Valerian stood with one boot planted atop the broken statue of the First King, grinding marble dust beneath his heel. The monument—a symbol of the old world’s glory—crumbled beneath him like everything else that had dared stand in his path.
"I should’ve known," he muttered, his voice carrying the weight of bitter revelation as he glared down at the bloodied corpse of Lord Veylin. The man’s final expression was one of pure betrayal, eyes wide with the shock of a father’s love turned to ash, lips parted in a silent scream as the sword of spectral flames still burned through his gut, cauterizing flesh and soul alike.
The metallic scent of blood mixed with the acrid smell of burnt mana, creating a nauseating cocktail that would have made lesser men retch. But Valerian had long since stopped being lesser than anything.
Behind him, Kael and Lira descended from the floating platform that had carried them into this inner sanctum of horrors. Both were wounded—Kael clutching his left arm where bone showed white through torn flesh, Lira’s face painted with ash and dried blood that wasn’t entirely her own. But they were alive, and in this place of death, that was miracle enough.
"You went too far," Lira hissed, staggering up beside him with the unsteady gait of someone fighting shock and grief in equal measure. Her eyes—once warm brown, now a bright silver that reflected the supernatural energies saturating the air—gleamed with fury that threatened to consume what remained of her sanity. "He was my father."
Valerian didn’t flinch. He’d learned long ago that mercy was a luxury he couldn’t afford. "He was a traitor. You know it. You saw what he was becoming with your own eyes."
The accusation hung in the air like a blade, sharp and cutting. Lira’s face crumpled for a moment—the mask of the hardened warrior slipping to reveal the grieving daughter beneath—before hardening into something resembling acceptance.
Kael stepped between them, his voice calm but grim, the tone of a man who’d seen too much and understood too little. "He was summoning something. That wasn’t just a contract ritual. That was—"
"A throne," Valerian finished, his gaze fixed on the ruined summoning circle that still pulsed with malevolent energy. "One that was never meant for mortals. One that shouldn’t exist in any realm governed by the natural order."
The implications of those words settled over them like a shroud.
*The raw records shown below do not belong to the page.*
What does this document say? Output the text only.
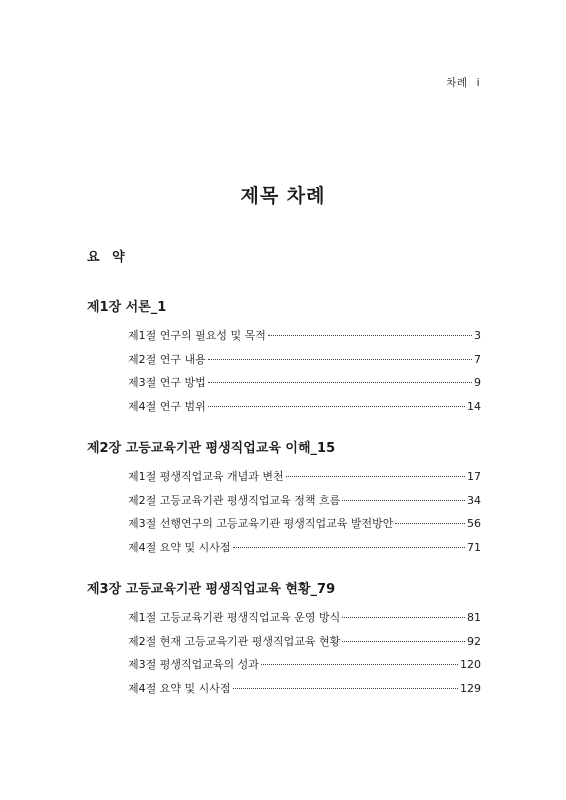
차례 i
제목 차례
요 약
제1장 서론_1
제1절 연구의 필요성 및 목적	3
제2절 연구 내용	7
제3절 연구 방법	9
제4절 연구 범위	14
제2장 고등교육기관 평생직업교육 이해_15
제1절 평생직업교육 개념과 변천	17
제2절 고등교육기관 평생직업교육 정책 흐름	34
제3절 선행연구의 고등교육기관 평생직업교육 발전방안	56
제4절 요약 및 시사점	71
제3장 고등교육기관 평생직업교육 현황_79
제1절 고등교육기관 평생직업교육 운영 방식	81
제2절 현재 고등교육기관 평생직업교육 현황	92
제3절 평생직업교육의 성과	120
제4절 요약 및 시사점	129
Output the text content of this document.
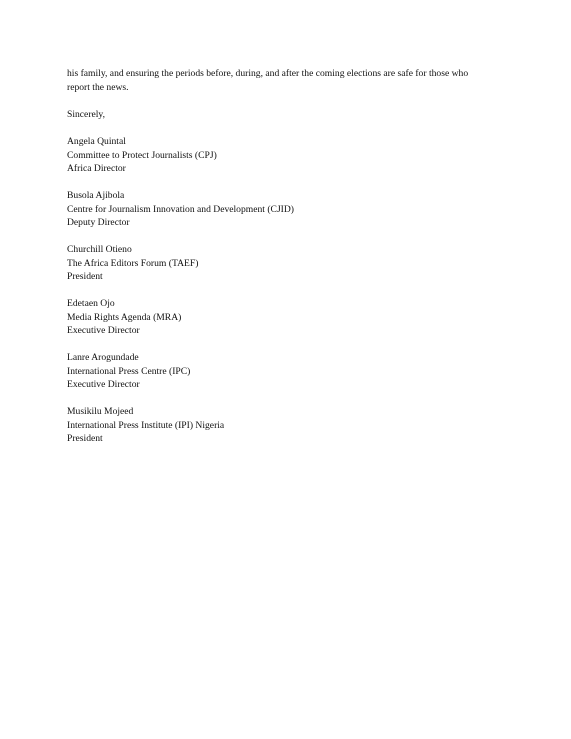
his family, and ensuring the periods before, during, and after the coming elections are safe for those who
report the news.

Sincerely,

Angela Quintal
Committee to Protect Journalists (CPJ)
Africa Director
Busola Ajibola
Centre for Journalism Innovation and Development (CJID)
Deputy Director
Churchill Otieno
The Africa Editors Forum (TAEF)
President
Edetaen Ojo
Media Rights Agenda (MRA)
Executive Director
Lanre Arogundade
International Press Centre (IPC)
Executive Director
Musikilu Mojeed
International Press Institute (IPI) Nigeria
President
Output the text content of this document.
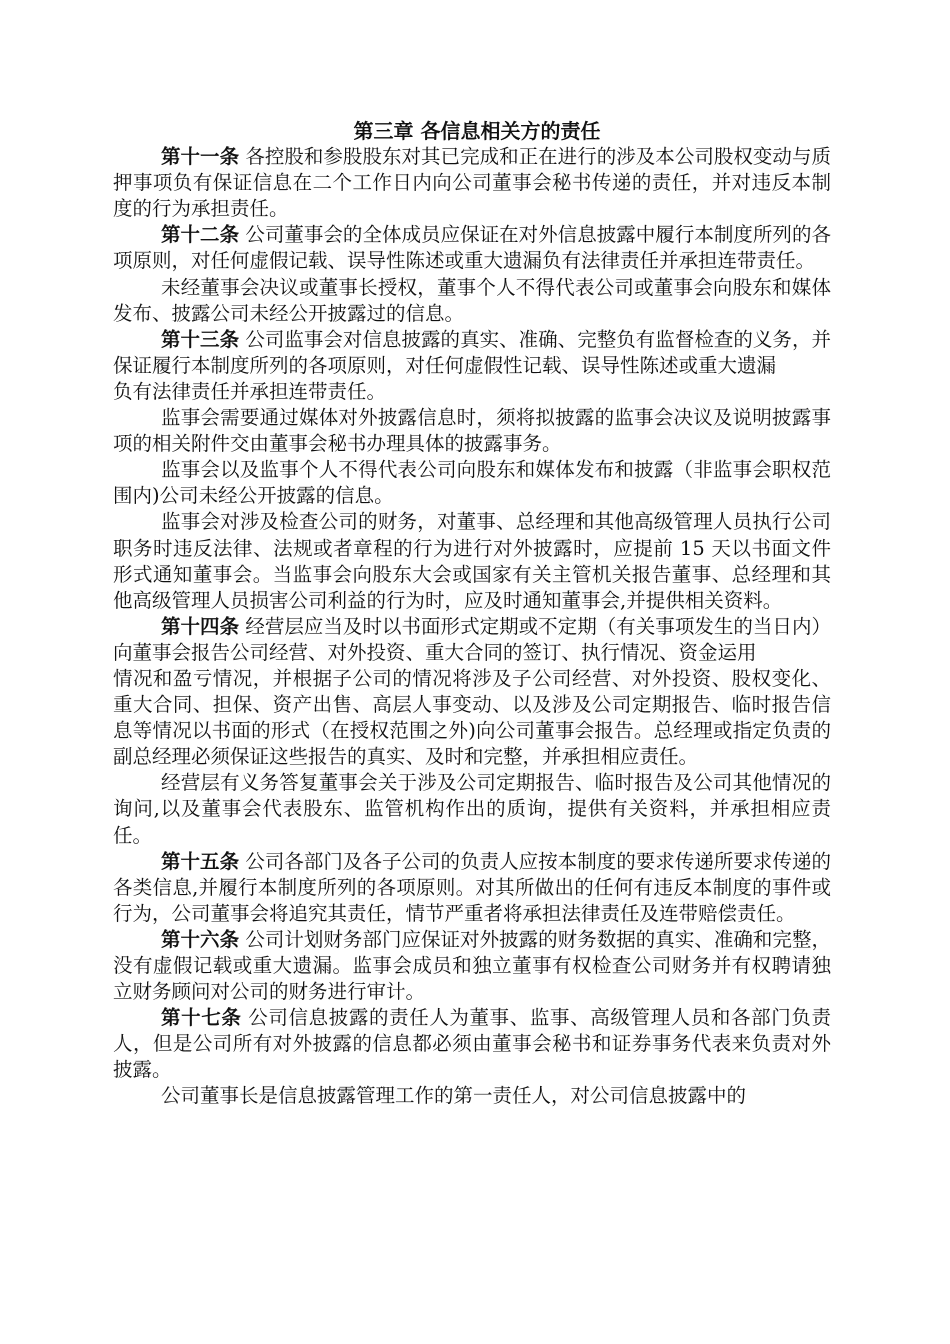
第三章 各信息相关方的责任

第十一条 各控股和参股股东对其已完成和正在进行的涉及本公司股权变动与质押事项负有保证信息在二个工作日内向公司董事会秘书传递的责任，并对违反本制度的行为承担责任。

第十二条 公司董事会的全体成员应保证在对外信息披露中履行本制度所列的各项原则，对任何虚假记载、误导性陈述或重大遗漏负有法律责任并承担连带责任。

未经董事会决议或董事长授权，董事个人不得代表公司或董事会向股东和媒体发布、披露公司未经公开披露过的信息。

第十三条 公司监事会对信息披露的真实、准确、完整负有监督检查的义务，并保证履行本制度所列的各项原则，对任何虚假性记载、误导性陈述或重大遗漏

负有法律责任并承担连带责任。

监事会需要通过媒体对外披露信息时，须将拟披露的监事会决议及说明披露事项的相关附件交由董事会秘书办理具体的披露事务。

监事会以及监事个人不得代表公司向股东和媒体发布和披露（非监事会职权范围内)公司未经公开披露的信息。

监事会对涉及检查公司的财务，对董事、总经理和其他高级管理人员执行公司职务时违反法律、法规或者章程的行为进行对外披露时，应提前 15 天以书面文件形式通知董事会。当监事会向股东大会或国家有关主管机关报告董事、总经理和其他高级管理人员损害公司利益的行为时，应及时通知董事会,并提供相关资料。

第十四条 经营层应当及时以书面形式定期或不定期（有关事项发生的当日内）向董事会报告公司经营、对外投资、重大合同的签订、执行情况、资金运用

情况和盈亏情况，并根据子公司的情况将涉及子公司经营、对外投资、股权变化、重大合同、担保、资产出售、高层人事变动、以及涉及公司定期报告、临时报告信息等情况以书面的形式（在授权范围之外)向公司董事会报告。总经理或指定负责的副总经理必须保证这些报告的真实、及时和完整，并承担相应责任。

经营层有义务答复董事会关于涉及公司定期报告、临时报告及公司其他情况的询问,以及董事会代表股东、监管机构作出的质询，提供有关资料，并承担相应责任。

第十五条 公司各部门及各子公司的负责人应按本制度的要求传递所要求传递的各类信息,并履行本制度所列的各项原则。对其所做出的任何有违反本制度的事件或行为，公司董事会将追究其责任，情节严重者将承担法律责任及连带赔偿责任。

第十六条 公司计划财务部门应保证对外披露的财务数据的真实、准确和完整，没有虚假记载或重大遗漏。监事会成员和独立董事有权检查公司财务并有权聘请独立财务顾问对公司的财务进行审计。

第十七条 公司信息披露的责任人为董事、监事、高级管理人员和各部门负责人，但是公司所有对外披露的信息都必须由董事会秘书和证券事务代表来负责对外披露。

公司董事长是信息披露管理工作的第一责任人，对公司信息披露中的
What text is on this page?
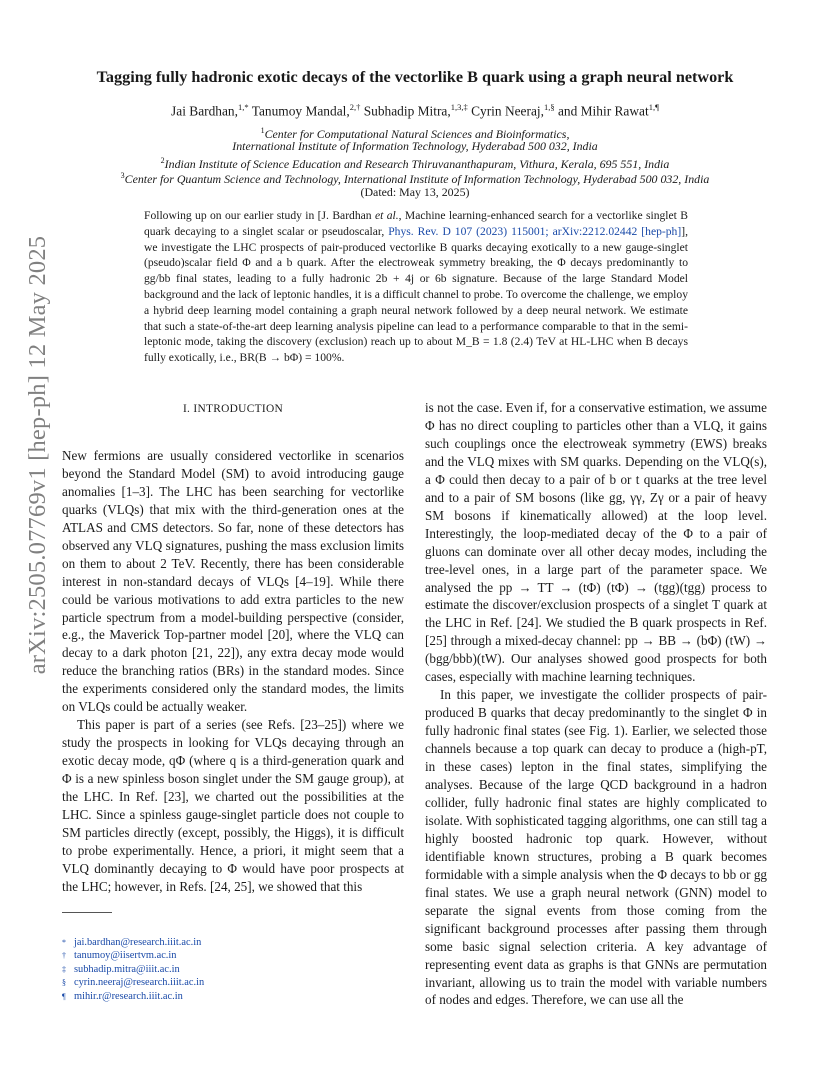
arXiv:2505.07769v1 [hep-ph] 12 May 2025
Tagging fully hadronic exotic decays of the vectorlike B quark using a graph neural network
Jai Bardhan,$^{1,*}$ Tanumoy Mandal,$^{2,\dagger}$ Subhadip Mitra,$^{1,3,\ddagger}$ Cyrin Neeraj,$^{1,\S}$ and Mihir Rawat$^{1,\P}$
$^1$Center for Computational Natural Sciences and Bioinformatics,
International Institute of Information Technology, Hyderabad 500 032, India
$^2$Indian Institute of Science Education and Research Thiruvananthapuram, Vithura, Kerala, 695 551, India
$^3$Center for Quantum Science and Technology, International Institute of Information Technology, Hyderabad 500 032, India
(Dated: May 13, 2025)
Following up on our earlier study in [J. Bardhan et al., Machine learning-enhanced search for a vectorlike singlet B quark decaying to a singlet scalar or pseudoscalar, Phys. Rev. D 107 (2023) 115001; arXiv:2212.02442 [hep-ph]], we investigate the LHC prospects of pair-produced vectorlike B quarks decaying exotically to a new gauge-singlet (pseudo)scalar field Φ and a b quark. After the electroweak symmetry breaking, the Φ decays predominantly to gg/bb final states, leading to a fully hadronic 2b + 4j or 6b signature. Because of the large Standard Model background and the lack of leptonic handles, it is a difficult channel to probe. To overcome the challenge, we employ a hybrid deep learning model containing a graph neural network followed by a deep neural network. We estimate that such a state-of-the-art deep learning analysis pipeline can lead to a performance comparable to that in the semi-leptonic mode, taking the discovery (exclusion) reach up to about M_B = 1.8 (2.4) TeV at HL-LHC when B decays fully exotically, i.e., BR(B → bΦ) = 100%.
I. INTRODUCTION

New fermions are usually considered vectorlike in scenarios beyond the Standard Model (SM) to avoid introducing gauge anomalies [1–3]. The LHC has been searching for vectorlike quarks (VLQs) that mix with the third-generation ones at the ATLAS and CMS detectors. So far, none of these detectors has observed any VLQ signatures, pushing the mass exclusion limits on them to about 2 TeV. Recently, there has been considerable interest in non-standard decays of VLQs [4–19]. While there could be various motivations to add extra particles to the new particle spectrum from a model-building perspective (consider, e.g., the Maverick Top-partner model [20], where the VLQ can decay to a dark photon [21, 22]), any extra decay mode would reduce the branching ratios (BRs) in the standard modes. Since the experiments considered only the standard modes, the limits on VLQs could be actually weaker.

This paper is part of a series (see Refs. [23–25]) where we study the prospects in looking for VLQs decaying through an exotic decay mode, qΦ (where q is a third-generation quark and Φ is a new spinless boson singlet under the SM gauge group), at the LHC. In Ref. [23], we charted out the possibilities at the LHC. Since a spinless gauge-singlet particle does not couple to SM particles directly (except, possibly, the Higgs), it is difficult to probe experimentally. Hence, a priori, it might seem that a VLQ dominantly decaying to Φ would have poor prospects at the LHC; however, in Refs. [24, 25], we showed that this

is not the case. Even if, for a conservative estimation, we assume Φ has no direct coupling to particles other than a VLQ, it gains such couplings once the electroweak symmetry (EWS) breaks and the VLQ mixes with SM quarks. Depending on the VLQ(s), a Φ could then decay to a pair of b or t quarks at the tree level and to a pair of SM bosons (like gg, γγ, Zγ or a pair of heavy SM bosons if kinematically allowed) at the loop level. Interestingly, the loop-mediated decay of the Φ to a pair of gluons can dominate over all other decay modes, including the tree-level ones, in a large part of the parameter space. We analysed the pp → TT → (tΦ) (tΦ) → (tgg)(tgg) process to estimate the discover/exclusion prospects of a singlet T quark at the LHC in Ref. [24]. We studied the B quark prospects in Ref. [25] through a mixed-decay channel: pp → BB → (bΦ) (tW) → (bgg/bbb)(tW). Our analyses showed good prospects for both cases, especially with machine learning techniques.

In this paper, we investigate the collider prospects of pair-produced B quarks that decay predominantly to the singlet Φ in fully hadronic final states (see Fig. 1). Earlier, we selected those channels because a top quark can decay to produce a (high-pT, in these cases) lepton in the final states, simplifying the analyses. Because of the large QCD background in a hadron collider, fully hadronic final states are highly complicated to isolate. With sophisticated tagging algorithms, one can still tag a highly boosted hadronic top quark. However, without identifiable known structures, probing a B quark becomes formidable with a simple analysis when the Φ decays to bb or gg final states. We use a graph neural network (GNN) model to separate the signal events from those coming from the significant background processes after passing them through some basic signal selection criteria. A key advantage of representing event data as graphs is that GNNs are permutation invariant, allowing us to train the model with variable numbers of nodes and edges. Therefore, we can use all the

* jai.bardhan@research.iiit.ac.in
† tanumoy@iisertvm.ac.in
‡ subhadip.mitra@iiit.ac.in
§ cyrin.neeraj@research.iiit.ac.in
¶ mihir.r@research.iiit.ac.in
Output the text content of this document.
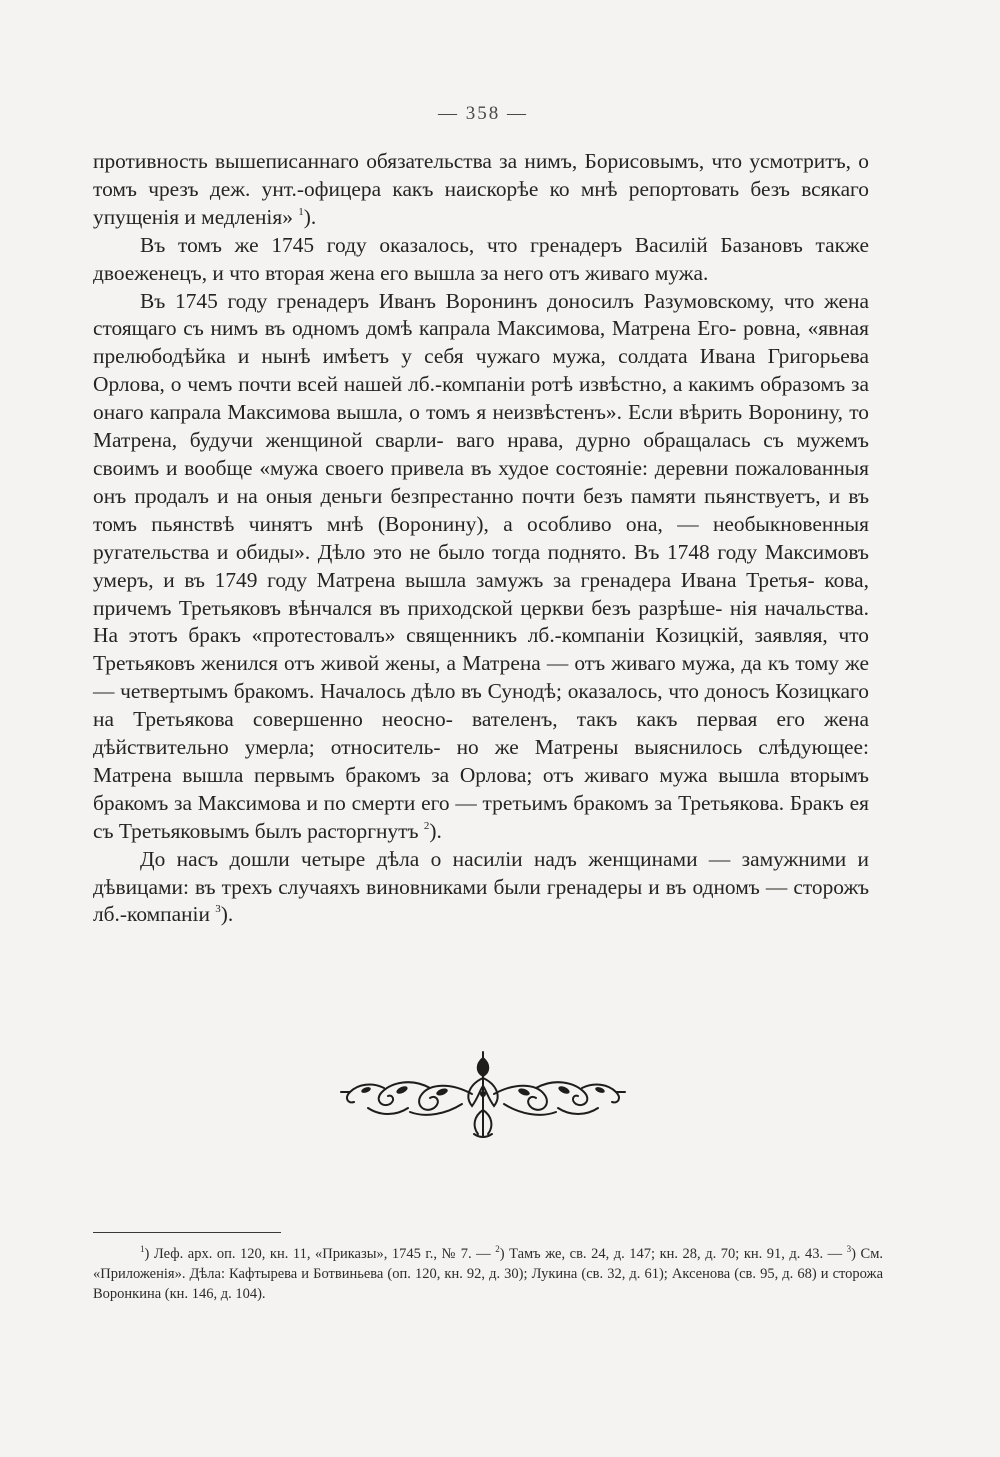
— 358 —

противность вышеписаннаго обязательства за нимъ, Борисовымъ, что усмотритъ, о томъ чрезъ деж. унт.-офицера какъ наискорѣе ко мнѣ репортовать безъ всякаго упущенія и медленія» $^1$).

Въ томъ же 1745 году оказалось, что гренадеръ Василій Базановъ также двоеженецъ, и что вторая жена его вышла за него отъ живаго мужа.

Въ 1745 году гренадеръ Иванъ Воронинъ доносилъ Разумовскому, что жена стоящаго съ нимъ въ одномъ домѣ капрала Максимова, Матрена Его- ровна, «явная прелюбодѣйка и нынѣ имѣетъ у себя чужаго мужа, солдата Ивана Григорьева Орлова, о чемъ почти всей нашей лб.-компаніи ротѣ извѣстно, а какимъ образомъ за онаго капрала Максимова вышла, о томъ я неизвѣстенъ». Если вѣрить Воронину, то Матрена, будучи женщиной сварли- ваго нрава, дурно обращалась съ мужемъ своимъ и вообще «мужа своего привела въ худое состояніе: деревни пожалованныя онъ продалъ и на оныя деньги безпрестанно почти безъ памяти пьянствуетъ, и въ томъ пьянствѣ чинятъ мнѣ (Воронину), а особливо она, — необыкновенныя ругательства и обиды». Дѣло это не было тогда поднято. Въ 1748 году Максимовъ умеръ, и въ 1749 году Матрена вышла замужъ за гренадера Ивана Третья- кова, причемъ Третьяковъ вѣнчался въ приходской церкви безъ разрѣше- нія начальства. На этотъ бракъ «протестовалъ» священникъ лб.-компаніи Козицкій, заявляя, что Третьяковъ женился отъ живой жены, а Матрена — отъ живаго мужа, да къ тому же — четвертымъ бракомъ. Началось дѣло въ Сунодѣ; оказалось, что доносъ Козицкаго на Третьякова совершенно неосно- вателенъ, такъ какъ первая его жена дѣйствительно умерла; относитель- но же Матрены выяснилось слѣдующее: Матрена вышла первымъ бракомъ за Орлова; отъ живаго мужа вышла вторымъ бракомъ за Максимова и по смерти его — третьимъ бракомъ за Третьякова. Бракъ ея съ Третьяковымъ былъ расторгнутъ $^2$).

До насъ дошли четыре дѣла о насиліи надъ женщинами — замужними и дѣвицами: въ трехъ случаяхъ виновниками были гренадеры и въ одномъ — сторожъ лб.-компаніи $^3$).

$^1$) Леф. арх. оп. 120, кн. 11, «Приказы», 1745 г., № 7. — $^2$) Тамъ же, св. 24, д. 147; кн. 28, д. 70; кн. 91, д. 43. — $^3$) См. «Приложенія». Дѣла: Кафтырева и Ботвиньева (оп. 120, кн. 92, д. 30); Лукина (св. 32, д. 61); Аксенова (св. 95, д. 68) и сторожа Воронкина (кн. 146, д. 104).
They’d all felt it during the battle—the wrongness that had emanated from Veylin’s ritual, the sense that reality itself was being twisted into shapes that violated the fundamental laws of existence.
Behind them, the shattered runic circle continued its ominous pulsing, each beat synchronized with their heartbeats as if mocking their mortality. From its ruined center, where ancient stone had been melted into glass by forces beyond comprehension, rose a black crown wreathed in flame. It spun slowly in midair like a cursed halo, defying gravity with casual contempt for the laws of physics.